Bu düzende kadın sermaye karşısında köle, erkek karşısında cinsel bir obje, evde eşi karşısında hizmetçi, toplum karşısında ise her anlamda ikinci sınıf insan olarak görülüyor. Kadına evde, yemek yapmak, temizlik yapmak, çocuk yetiştirmek dışında bir yaşam tanınmıyor. İş yerinde, kreş hakkından yoksun bırakılıyor, ya da aynı işi yaptığı halde erkek işçi arkadaşlarından daha az ücrete çalıştırılıyor. Sokakta, taciz ve tecavüz olayları dinmek bilmiyor, kadın cinayetlerine her gün bir yenisi eklenirken, sermaye devletinin mahkemeleri, katilleri ve tecavüzcüleri aklıyor. 

Örnekler somutlanabilir ve çoğaltılabilir. Fakat önemli olan şu ki, kadın sorunu, toplumsal bir sorundur. Toplumsal bir sorun olması ise, sınıflı toplumlarda sınıfsal bir sorun olması anlamına gelir. Dolayısıyla, kapitalist sistemde bu sorunun gerçek anlamda, kalıcı olarak çözülmesi için sermaye sınıfına karşı kadın erkek bir bütün olarak işçi sınıfının mücadele etmesi gerekir. Kadının özgürleşmesi, ancak ve ancak sınıfsız, sömürüsüz bir dünyada mümkün olacaktır.

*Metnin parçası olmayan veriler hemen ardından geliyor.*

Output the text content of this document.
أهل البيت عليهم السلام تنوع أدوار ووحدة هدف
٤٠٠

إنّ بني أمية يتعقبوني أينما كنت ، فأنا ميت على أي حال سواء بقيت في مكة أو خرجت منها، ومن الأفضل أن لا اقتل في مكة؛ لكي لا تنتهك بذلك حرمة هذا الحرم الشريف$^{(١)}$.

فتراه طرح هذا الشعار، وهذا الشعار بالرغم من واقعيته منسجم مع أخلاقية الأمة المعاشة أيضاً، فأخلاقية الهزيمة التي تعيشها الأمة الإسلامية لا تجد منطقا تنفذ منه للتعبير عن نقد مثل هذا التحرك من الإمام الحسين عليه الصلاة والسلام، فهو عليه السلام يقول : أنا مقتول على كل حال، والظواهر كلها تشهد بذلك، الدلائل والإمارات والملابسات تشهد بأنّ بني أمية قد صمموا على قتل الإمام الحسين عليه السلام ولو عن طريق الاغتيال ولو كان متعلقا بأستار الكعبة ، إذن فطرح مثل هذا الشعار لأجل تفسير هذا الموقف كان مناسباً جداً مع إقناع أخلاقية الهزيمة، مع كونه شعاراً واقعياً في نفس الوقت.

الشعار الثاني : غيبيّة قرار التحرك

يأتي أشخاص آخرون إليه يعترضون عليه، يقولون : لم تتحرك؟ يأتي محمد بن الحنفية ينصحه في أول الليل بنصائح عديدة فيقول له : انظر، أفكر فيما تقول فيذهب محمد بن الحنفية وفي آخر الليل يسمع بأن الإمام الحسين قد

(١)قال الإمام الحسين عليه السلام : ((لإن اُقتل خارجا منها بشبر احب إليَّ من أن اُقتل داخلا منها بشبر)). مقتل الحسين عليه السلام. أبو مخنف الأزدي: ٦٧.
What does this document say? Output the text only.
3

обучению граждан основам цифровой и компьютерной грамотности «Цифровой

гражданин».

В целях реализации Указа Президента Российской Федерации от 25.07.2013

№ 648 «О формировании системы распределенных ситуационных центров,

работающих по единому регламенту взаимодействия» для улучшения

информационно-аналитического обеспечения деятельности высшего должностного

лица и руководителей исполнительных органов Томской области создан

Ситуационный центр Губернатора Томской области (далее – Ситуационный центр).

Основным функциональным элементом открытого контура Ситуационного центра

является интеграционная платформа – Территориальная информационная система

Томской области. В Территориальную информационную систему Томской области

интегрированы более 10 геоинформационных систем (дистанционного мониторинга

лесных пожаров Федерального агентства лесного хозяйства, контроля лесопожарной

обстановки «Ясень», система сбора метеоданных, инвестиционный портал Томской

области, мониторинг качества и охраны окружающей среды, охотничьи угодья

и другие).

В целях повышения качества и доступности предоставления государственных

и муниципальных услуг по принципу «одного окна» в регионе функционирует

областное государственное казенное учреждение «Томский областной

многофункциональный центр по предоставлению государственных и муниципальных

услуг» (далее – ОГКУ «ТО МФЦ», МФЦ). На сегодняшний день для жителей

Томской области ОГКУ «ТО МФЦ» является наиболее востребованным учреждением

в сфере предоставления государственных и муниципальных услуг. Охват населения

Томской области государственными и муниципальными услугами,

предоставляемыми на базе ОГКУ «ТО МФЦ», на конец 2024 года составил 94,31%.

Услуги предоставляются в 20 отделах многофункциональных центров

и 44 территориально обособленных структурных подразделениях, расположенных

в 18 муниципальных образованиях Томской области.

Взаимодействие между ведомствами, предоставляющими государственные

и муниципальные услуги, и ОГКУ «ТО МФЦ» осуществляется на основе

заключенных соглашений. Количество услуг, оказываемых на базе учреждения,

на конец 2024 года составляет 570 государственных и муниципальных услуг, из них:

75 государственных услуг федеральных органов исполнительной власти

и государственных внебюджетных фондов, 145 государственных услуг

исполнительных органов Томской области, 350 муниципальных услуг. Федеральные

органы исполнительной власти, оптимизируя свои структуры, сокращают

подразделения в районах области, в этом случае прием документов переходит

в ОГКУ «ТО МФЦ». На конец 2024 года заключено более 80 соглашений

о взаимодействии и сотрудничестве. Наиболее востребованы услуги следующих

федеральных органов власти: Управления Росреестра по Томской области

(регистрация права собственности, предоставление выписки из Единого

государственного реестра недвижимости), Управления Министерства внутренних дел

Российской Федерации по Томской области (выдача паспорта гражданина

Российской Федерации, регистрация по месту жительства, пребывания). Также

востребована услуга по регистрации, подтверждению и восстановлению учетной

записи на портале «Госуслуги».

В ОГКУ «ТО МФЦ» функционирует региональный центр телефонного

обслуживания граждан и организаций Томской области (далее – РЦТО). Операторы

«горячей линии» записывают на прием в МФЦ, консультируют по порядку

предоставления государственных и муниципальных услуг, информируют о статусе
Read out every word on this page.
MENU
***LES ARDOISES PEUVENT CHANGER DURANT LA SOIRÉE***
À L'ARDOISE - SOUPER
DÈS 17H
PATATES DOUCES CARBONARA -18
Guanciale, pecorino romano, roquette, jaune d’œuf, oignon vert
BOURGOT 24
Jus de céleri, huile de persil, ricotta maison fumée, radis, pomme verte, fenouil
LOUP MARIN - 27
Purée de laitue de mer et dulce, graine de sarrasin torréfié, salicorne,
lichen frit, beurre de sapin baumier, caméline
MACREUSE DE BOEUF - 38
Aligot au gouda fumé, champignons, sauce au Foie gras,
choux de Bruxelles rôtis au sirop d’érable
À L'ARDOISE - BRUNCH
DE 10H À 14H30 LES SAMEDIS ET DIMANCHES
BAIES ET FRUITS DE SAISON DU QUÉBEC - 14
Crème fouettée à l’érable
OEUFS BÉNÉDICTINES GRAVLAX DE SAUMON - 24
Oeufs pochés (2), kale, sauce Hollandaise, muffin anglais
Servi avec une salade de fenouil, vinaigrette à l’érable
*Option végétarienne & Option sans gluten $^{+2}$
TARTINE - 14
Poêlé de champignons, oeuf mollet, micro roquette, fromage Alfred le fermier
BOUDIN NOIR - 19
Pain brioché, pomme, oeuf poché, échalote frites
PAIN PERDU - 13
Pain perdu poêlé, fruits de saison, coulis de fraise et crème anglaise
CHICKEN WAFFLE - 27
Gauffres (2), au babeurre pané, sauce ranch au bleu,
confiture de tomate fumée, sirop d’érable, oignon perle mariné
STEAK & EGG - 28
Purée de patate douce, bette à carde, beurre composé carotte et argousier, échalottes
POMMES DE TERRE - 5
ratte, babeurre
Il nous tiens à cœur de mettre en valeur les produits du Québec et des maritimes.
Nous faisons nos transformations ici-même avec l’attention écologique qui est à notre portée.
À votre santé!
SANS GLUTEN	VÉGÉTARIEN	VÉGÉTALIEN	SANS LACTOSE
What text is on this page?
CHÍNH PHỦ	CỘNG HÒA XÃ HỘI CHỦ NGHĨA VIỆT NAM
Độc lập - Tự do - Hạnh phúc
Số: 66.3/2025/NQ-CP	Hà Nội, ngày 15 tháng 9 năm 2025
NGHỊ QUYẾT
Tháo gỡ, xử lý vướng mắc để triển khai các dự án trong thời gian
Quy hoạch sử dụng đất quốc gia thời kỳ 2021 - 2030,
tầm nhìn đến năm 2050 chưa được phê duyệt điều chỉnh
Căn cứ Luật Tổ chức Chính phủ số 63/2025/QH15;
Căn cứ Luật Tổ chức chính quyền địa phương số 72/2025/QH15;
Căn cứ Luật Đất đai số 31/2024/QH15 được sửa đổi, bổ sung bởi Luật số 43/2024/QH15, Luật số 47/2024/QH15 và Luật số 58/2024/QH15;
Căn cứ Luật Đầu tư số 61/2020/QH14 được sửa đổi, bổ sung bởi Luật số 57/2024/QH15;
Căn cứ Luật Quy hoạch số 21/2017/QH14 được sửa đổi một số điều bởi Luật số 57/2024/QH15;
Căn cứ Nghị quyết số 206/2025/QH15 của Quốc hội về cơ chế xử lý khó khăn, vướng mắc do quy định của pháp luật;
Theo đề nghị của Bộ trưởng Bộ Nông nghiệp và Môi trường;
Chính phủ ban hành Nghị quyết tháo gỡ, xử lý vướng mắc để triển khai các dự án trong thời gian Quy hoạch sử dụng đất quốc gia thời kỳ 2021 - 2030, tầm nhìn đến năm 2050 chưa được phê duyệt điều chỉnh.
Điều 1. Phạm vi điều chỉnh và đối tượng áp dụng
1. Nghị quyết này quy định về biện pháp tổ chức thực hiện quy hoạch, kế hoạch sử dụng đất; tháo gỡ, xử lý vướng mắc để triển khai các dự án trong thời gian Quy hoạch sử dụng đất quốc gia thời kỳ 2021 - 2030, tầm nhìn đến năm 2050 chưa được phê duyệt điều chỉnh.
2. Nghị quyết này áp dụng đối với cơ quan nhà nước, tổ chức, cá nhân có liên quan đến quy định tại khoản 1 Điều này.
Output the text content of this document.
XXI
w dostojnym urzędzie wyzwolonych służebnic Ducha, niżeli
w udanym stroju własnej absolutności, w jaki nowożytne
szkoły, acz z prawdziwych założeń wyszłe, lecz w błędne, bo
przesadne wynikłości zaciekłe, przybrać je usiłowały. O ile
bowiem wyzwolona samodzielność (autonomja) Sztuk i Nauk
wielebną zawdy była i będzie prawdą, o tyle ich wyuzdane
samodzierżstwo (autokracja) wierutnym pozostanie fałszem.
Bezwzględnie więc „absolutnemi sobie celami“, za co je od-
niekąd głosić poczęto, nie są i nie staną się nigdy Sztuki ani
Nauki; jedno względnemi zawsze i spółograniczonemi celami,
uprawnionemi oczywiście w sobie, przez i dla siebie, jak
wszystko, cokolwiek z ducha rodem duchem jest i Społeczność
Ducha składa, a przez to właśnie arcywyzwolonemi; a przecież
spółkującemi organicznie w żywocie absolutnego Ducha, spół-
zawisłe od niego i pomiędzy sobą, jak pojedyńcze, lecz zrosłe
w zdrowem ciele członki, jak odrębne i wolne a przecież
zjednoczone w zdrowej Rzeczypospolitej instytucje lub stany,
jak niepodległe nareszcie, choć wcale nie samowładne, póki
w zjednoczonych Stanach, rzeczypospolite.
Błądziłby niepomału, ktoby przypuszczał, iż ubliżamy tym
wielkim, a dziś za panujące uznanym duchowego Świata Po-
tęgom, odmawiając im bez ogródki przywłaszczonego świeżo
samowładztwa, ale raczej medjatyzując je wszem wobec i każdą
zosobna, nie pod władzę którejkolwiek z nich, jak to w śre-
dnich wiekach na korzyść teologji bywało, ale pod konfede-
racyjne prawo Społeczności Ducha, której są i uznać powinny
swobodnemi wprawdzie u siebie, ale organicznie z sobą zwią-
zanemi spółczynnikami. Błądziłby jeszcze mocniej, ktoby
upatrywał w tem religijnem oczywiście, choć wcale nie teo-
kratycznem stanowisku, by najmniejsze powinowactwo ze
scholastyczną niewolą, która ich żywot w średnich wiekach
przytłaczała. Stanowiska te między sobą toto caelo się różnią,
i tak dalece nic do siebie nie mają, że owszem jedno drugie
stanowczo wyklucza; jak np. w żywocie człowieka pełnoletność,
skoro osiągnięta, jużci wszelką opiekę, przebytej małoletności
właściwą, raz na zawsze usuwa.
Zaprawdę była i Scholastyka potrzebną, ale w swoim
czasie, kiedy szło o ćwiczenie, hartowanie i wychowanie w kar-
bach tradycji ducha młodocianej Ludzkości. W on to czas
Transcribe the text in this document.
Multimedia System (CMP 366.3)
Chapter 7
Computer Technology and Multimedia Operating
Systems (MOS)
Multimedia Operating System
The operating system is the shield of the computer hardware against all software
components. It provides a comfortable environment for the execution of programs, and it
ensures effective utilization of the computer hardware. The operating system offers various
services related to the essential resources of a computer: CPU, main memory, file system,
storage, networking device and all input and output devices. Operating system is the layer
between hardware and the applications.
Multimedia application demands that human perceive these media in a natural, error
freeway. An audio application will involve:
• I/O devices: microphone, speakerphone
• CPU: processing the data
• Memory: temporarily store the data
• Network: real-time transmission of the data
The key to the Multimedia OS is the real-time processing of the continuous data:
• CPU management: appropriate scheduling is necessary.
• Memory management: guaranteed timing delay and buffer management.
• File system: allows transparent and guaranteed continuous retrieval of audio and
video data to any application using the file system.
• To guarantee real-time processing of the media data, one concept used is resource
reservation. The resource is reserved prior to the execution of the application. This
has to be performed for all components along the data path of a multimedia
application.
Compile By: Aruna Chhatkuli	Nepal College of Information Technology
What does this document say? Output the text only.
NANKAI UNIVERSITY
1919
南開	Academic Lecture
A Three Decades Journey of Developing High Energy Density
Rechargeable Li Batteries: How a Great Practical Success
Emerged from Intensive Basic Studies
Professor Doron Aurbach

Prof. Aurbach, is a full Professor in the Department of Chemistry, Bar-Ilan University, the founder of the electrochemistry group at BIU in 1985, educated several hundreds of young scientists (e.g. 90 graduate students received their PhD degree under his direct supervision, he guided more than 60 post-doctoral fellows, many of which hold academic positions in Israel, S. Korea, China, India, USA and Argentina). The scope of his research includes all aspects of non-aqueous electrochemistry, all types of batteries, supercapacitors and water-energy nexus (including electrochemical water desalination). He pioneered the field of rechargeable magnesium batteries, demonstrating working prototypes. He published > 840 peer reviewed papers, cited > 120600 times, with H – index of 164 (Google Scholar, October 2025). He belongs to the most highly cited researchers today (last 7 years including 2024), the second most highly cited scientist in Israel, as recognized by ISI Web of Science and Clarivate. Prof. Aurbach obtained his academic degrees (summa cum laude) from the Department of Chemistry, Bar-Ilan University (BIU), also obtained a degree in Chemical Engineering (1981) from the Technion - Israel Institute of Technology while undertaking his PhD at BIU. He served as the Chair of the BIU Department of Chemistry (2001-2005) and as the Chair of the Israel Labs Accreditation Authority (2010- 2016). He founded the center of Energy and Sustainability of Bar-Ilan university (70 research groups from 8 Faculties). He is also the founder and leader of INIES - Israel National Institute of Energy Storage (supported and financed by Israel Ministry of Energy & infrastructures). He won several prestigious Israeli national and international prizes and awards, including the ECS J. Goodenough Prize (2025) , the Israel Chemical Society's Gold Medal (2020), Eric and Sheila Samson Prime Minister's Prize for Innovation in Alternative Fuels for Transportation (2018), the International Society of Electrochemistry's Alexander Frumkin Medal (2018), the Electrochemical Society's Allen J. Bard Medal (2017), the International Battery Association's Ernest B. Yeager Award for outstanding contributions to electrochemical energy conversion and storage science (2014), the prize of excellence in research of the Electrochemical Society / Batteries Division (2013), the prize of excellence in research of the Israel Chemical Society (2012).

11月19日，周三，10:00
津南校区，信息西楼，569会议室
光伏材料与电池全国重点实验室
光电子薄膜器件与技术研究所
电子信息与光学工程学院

Bu yüzden, bu meseleyi sınıfsal bir temelde ele alan ve sorunu toplumsal bir sorun olarak ortaya koyan, çözümü ise toplumsal bir devrimde gören “Devrimci Kadın Kurultayı” oldukça önemli bir yerde duruyor. Kurultay çalışmaları süresince öncelikle kadın işçi arkadaşlarımı olmak üzere tüm işçi ve emekçileri bir adım öne çıkmaya, “Kadın olmadan devrim olmaz, devrim olmadan kadın kurtulmaz!” demeye çağırıyorum.

Penta 2. Temsilcisi Özlem Kalaycı

 

 

 

 

 

Kartal’da kadın kurultayı tartışıldı

Kartal İşçi Kültür Evi’nde düzenlenen Pazar kahvaltılarının bu haftaki gündemi Devrimci Kadın Kurultayı ve kadın sorunuydu.
Kahvaltının ardından 10 Şubat’ta gerçekleştirilecek olan Devrimci Kadın Kurultayı’na ilişkin yapılan bilgilendirmede; kadın sorununa dair devrimci yaklaşımın nasıl olması gerektiği, kurultayın amaçları ve hedefleri anlatıldı, hem kadın sorunu hem de kurultay üzerinden canlı tartışmalar yapıldı.
Farklı insanların söz alarak katıldığı tartışmalarda kadın sorununun aslında sistemin yarattığı bir sorun olduğu, bu sorunu ortadan kaldırmak için yürütülecek mücadelenin bu bakışla ele alınması gerektiği vurguları öne çıktı. Feminist bakışın, kadın sorununu sistemden kopararak salt erkek karşıtlığına indirgemesi eleştirildi.
Kadın sorunu üzerinden yürütülen bu tartışmaların arkasından, Devrimci Kadın Kurultayı’na hazırlık için yerelde atılabilecek adımlar üzerine konuşuldu.